Doctor of Philosophy (PhD)

Graduate Group

Materials Science & Engineering

First Advisor

David J. Srolovitz


Conventional bulk material junctions are the key components in fabricating devices such as field-effect transistors, photovoltaic cells and light-emiiting diodes. Extensive effort has been made to improve their performance and fabricate new promising junctions. Over the past

two decades, the 2-dimensional (2D) materials have attracted great interests because of their promising electronic and mechanical properties. They also provide new opportunities to fabricate novel 2D junctions to build 2D nano devices. These 2D junctions can be fabricated by stacking two 2D monolayers together to form vertical junctions, or by connecting two materials within one monolayer to form lateral junctions. Recent studies show that these 2D junctions have promising novel properties and good performance in various devices. The goal of this dissertation is to deepen understanding of the structure of these 2D junctions and look for new ways to tune their properties for various applications. In particular, we investigate the structures of vertical and lateral 2D junctions by calculating the generalized stacking fault energy in bilayer 2D materials and the heterophase interface energy in lateral transition metal dichalcogenide (TMD) junctions.
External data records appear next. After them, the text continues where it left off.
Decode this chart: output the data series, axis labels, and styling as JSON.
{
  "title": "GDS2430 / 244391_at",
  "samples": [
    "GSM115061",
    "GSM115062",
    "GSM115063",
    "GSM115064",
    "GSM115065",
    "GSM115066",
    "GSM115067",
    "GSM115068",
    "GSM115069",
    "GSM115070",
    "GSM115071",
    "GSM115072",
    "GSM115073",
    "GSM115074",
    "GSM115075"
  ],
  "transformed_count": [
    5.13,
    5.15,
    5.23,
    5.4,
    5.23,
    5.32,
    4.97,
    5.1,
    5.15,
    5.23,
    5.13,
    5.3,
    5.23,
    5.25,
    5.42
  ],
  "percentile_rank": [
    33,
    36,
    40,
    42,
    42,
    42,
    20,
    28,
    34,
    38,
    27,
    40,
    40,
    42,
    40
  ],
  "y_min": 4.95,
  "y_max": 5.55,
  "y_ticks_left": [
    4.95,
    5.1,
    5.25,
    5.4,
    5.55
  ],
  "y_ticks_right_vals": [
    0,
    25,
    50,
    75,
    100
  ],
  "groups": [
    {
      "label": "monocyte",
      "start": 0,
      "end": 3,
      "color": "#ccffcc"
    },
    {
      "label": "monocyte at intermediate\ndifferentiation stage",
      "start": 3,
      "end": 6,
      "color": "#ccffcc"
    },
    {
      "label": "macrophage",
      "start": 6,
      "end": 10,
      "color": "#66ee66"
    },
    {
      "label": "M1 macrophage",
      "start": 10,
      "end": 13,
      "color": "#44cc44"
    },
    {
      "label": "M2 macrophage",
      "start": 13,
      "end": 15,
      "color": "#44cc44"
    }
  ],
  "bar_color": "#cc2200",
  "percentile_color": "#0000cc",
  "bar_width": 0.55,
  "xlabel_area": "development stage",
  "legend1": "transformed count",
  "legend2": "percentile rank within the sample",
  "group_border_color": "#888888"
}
Moreover, we investigate the effects of alloying, twisting and lattice misfit on the band structure of TMD vertical junctions. We prove that the heterojunction of Type I band alignment with preferred direct bandgap can be achieved within a large composition region and a wide range of twist angles. The work of this dissertation provides a deeper understanding of the structures of 2D junctions, and provides new opportunities and methods to fabricate novel 2D nano-devices.